Analysis of the AspT amino acid sequence revealed a hydrophobic membrane protein (data not shown), and the biochemical features of AspT transport demonstrated by using proteoliposomes (Fig. 5) are sufficient to classify AspT as a conventional secondary transport protein, in particular, an electrogenic antiporter similar to OxlT from O. formigenes (2, 4, 14, 15, 16). However, there is no apparent sequence homology between AspT and known membrane carriers, including PMF-generating antiporters (2, 17, 24), suggesting that the structures of PMF-generating antiporters are divergent. We previously found an electrogenic aspartate-alanine antiporter in Lactobacillus subspecies M3 by employing a proteoliposome reconstitution system (1); however, the predicted gene encoding AspT in Lactobacillus subspecies M3 has not yet been cloned. Consequently, at this time we are not able to compare the deduced structures of AspTs from T. halophila and Lactobacillus subspecies M3. Cloning of the lactobacillus aspT gene is also in progress. Based on the features of the tetragenococcal asp operon products described above, we expect that the cytoplasmic aspartate decarboxylase (AspD) and the electrogenic aspartate-alanine antiporter (AspT) compose a proton motive metabolic cycle similar to the oxalate-formate exchange system observed in O. formigenes (4) and to the aspartate-alanine exchange system observed in Lactobacillus subspecies M3 (1).

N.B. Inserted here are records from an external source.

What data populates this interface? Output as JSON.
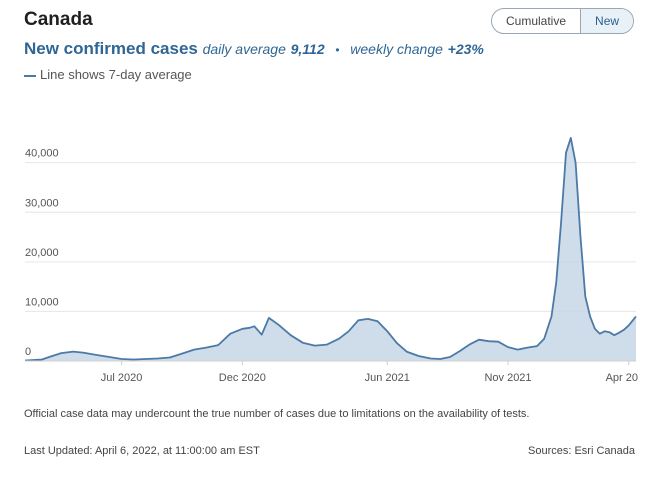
{
  "header": {
    "title": "Canada",
    "toggle": {
      "cumulative": "Cumulative",
      "new": "New"
    }
  },
  "subtitle": {
    "main": "New confirmed cases",
    "daily_label": "daily average",
    "daily_value": "9,112",
    "bullet": "•",
    "weekly_label": "weekly change",
    "weekly_value": "+23%"
  },
  "note": "Line shows 7-day average",
  "colors": {
    "line": "#4c7aa6",
    "fill": "#c7d6e5",
    "accent": "#2f6695"
  },
  "chart_data": {
    "type": "area",
    "title": "New confirmed cases",
    "ylim": [
      0,
      48000
    ],
    "y_ticks": [
      0,
      10000,
      20000,
      30000,
      40000
    ],
    "y_tick_labels": [
      "0",
      "10,000",
      "20,000",
      "30,000",
      "40,000"
    ],
    "x_tick_labels": [
      "Jul 2020",
      "Dec 2020",
      "Jun 2021",
      "Nov 2021",
      "Apr 20"
    ],
    "x_tick_months": [
      4,
      9,
      15,
      20,
      25
    ],
    "series": [
      {
        "name": "7-day average",
        "x_month": [
          0,
          0.7,
          1.0,
          1.5,
          2.0,
          2.4,
          3.0,
          3.5,
          4.0,
          4.5,
          5.0,
          5.5,
          6.0,
          6.5,
          7.0,
          7.5,
          8.0,
          8.5,
          9.0,
          9.3,
          9.5,
          9.8,
          10.1,
          10.5,
          11.0,
          11.5,
          12.0,
          12.5,
          13.0,
          13.4,
          13.8,
          14.2,
          14.6,
          15.0,
          15.4,
          15.8,
          16.3,
          16.8,
          17.2,
          17.6,
          18.0,
          18.4,
          18.8,
          19.2,
          19.6,
          20.0,
          20.4,
          20.8,
          21.2,
          21.5,
          21.8,
          22.0,
          22.2,
          22.4,
          22.6,
          22.8,
          23.0,
          23.2,
          23.4,
          23.6,
          23.8,
          24.0,
          24.2,
          24.4,
          24.6,
          24.8,
          25.0,
          25.3
        ],
        "values": [
          100,
          300,
          800,
          1600,
          1900,
          1700,
          1200,
          800,
          400,
          300,
          400,
          500,
          700,
          1500,
          2300,
          2700,
          3200,
          5500,
          6500,
          6700,
          7000,
          5300,
          8700,
          7300,
          5200,
          3700,
          3100,
          3300,
          4500,
          6000,
          8200,
          8500,
          8000,
          6000,
          3600,
          1900,
          1000,
          500,
          400,
          800,
          2000,
          3300,
          4300,
          4000,
          3900,
          2800,
          2300,
          2700,
          3000,
          4500,
          9000,
          16000,
          28000,
          42000,
          45000,
          40000,
          25000,
          13000,
          9000,
          6500,
          5500,
          6000,
          5800,
          5200,
          5700,
          6300,
          7200,
          9000
        ]
      }
    ],
    "footnote": "Official case data may undercount the true number of cases due to limitations on the availability of tests.",
    "last_updated": "Last Updated: April 6, 2022, at 11:00:00 am EST",
    "sources": "Sources: Esri Canada"
  }
}
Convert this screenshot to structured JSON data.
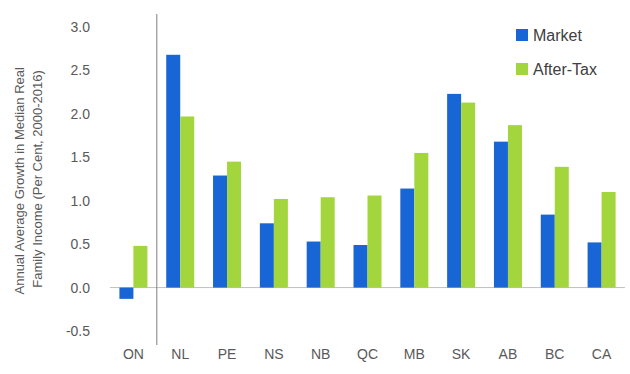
{
  "chart_data": {
    "type": "bar",
    "y_label": "Annual Average Growth in Median Real Family Income (Per Cent, 2000-2016)",
    "categories": [
      "ON",
      "NL",
      "PE",
      "NS",
      "NB",
      "QC",
      "MB",
      "SK",
      "AB",
      "BC",
      "CA"
    ],
    "series": [
      {
        "name": "Market",
        "color": "#1866d6",
        "values": [
          -0.13,
          2.68,
          1.29,
          0.74,
          0.53,
          0.49,
          1.14,
          2.23,
          1.68,
          0.84,
          0.52
        ]
      },
      {
        "name": "After-Tax",
        "color": "#a3d63c",
        "values": [
          0.48,
          1.97,
          1.45,
          1.02,
          1.04,
          1.06,
          1.55,
          2.13,
          1.87,
          1.39,
          1.1
        ]
      }
    ],
    "ylim": [
      -0.5,
      3.0
    ],
    "yticks": [
      -0.5,
      {
        "value": 0,
        "label": "0.0"
      },
      0.5,
      {
        "value": 1,
        "label": "1.0"
      },
      1.5,
      {
        "value": 2,
        "label": "2.0"
      },
      2.5,
      {
        "value": 3,
        "label": "3.0"
      }
    ],
    "grid": false,
    "legend": "upper-right"
  }
}
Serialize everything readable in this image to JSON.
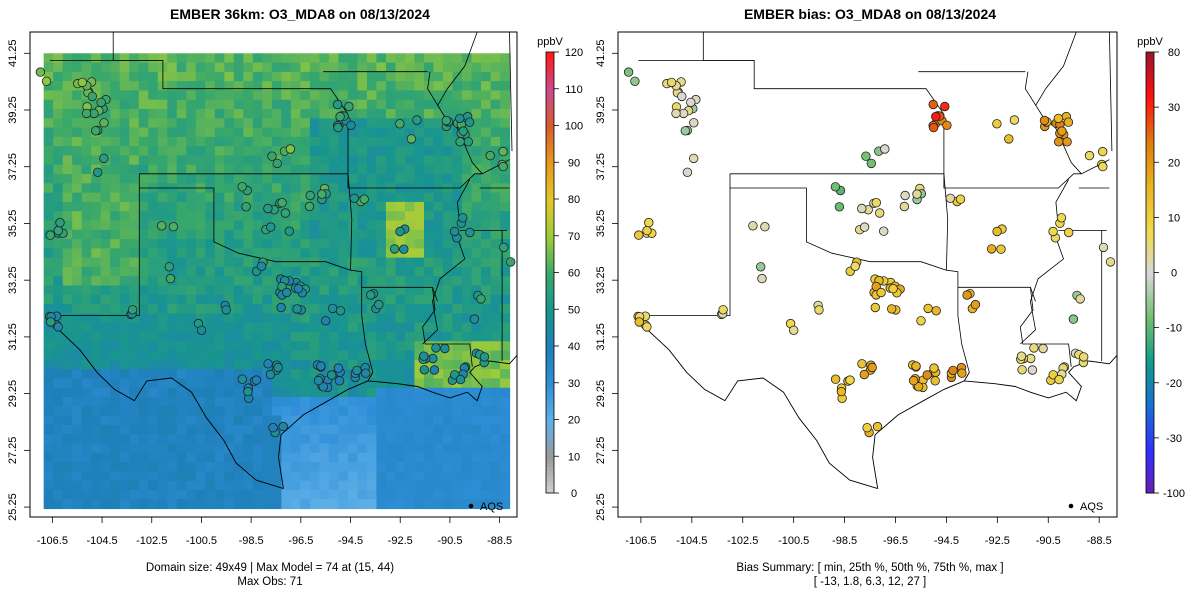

T. halophila naturally grows from a neutral pH (pH 7) toward an acidic pH (pH 4 to 5) due to lactic acid production in the presence of a large amount of sodium chloride (17%, wt/vol) (11, 27). The presence of a large amount of extracellular cations (H⁺, Na⁺) might force tetragenococcal cells to pump out the cations. The proton motive metabolic cycle encoded in the asp operon may contribute directly to the extrusion of protons from cells or indirectly to sodium extrusion (Na⁺/H⁺ exchange) coupled with a PMF generated from the cycle, because T. halophila is an anaerobe and is thought to lack oxidative proton pumps. Similar bacterial proton motive metabolic cycles coupled with glutamate decarboxylation have recently been recognized as cycles that are involved in acid tolerance (6, 8, 10, 24).

To our knowledge, this is the first report of plasmid-encoded genes involving a proton motive metabolic cycle and the first report of an aspT gene coding for an aspartate-alanine antiporter. The entire sequence of plasmid pD1 contains transposon-like sequences and probable genes encoding machinery required for conjugal transfer (Abe and Higuchi, unpublished data), showing the possibility of mobility of the asp operon not only among strains but also among genomes and plasmids. Studies of the origin of the mobile asp operon would also be interesting from an evolutionary point of view.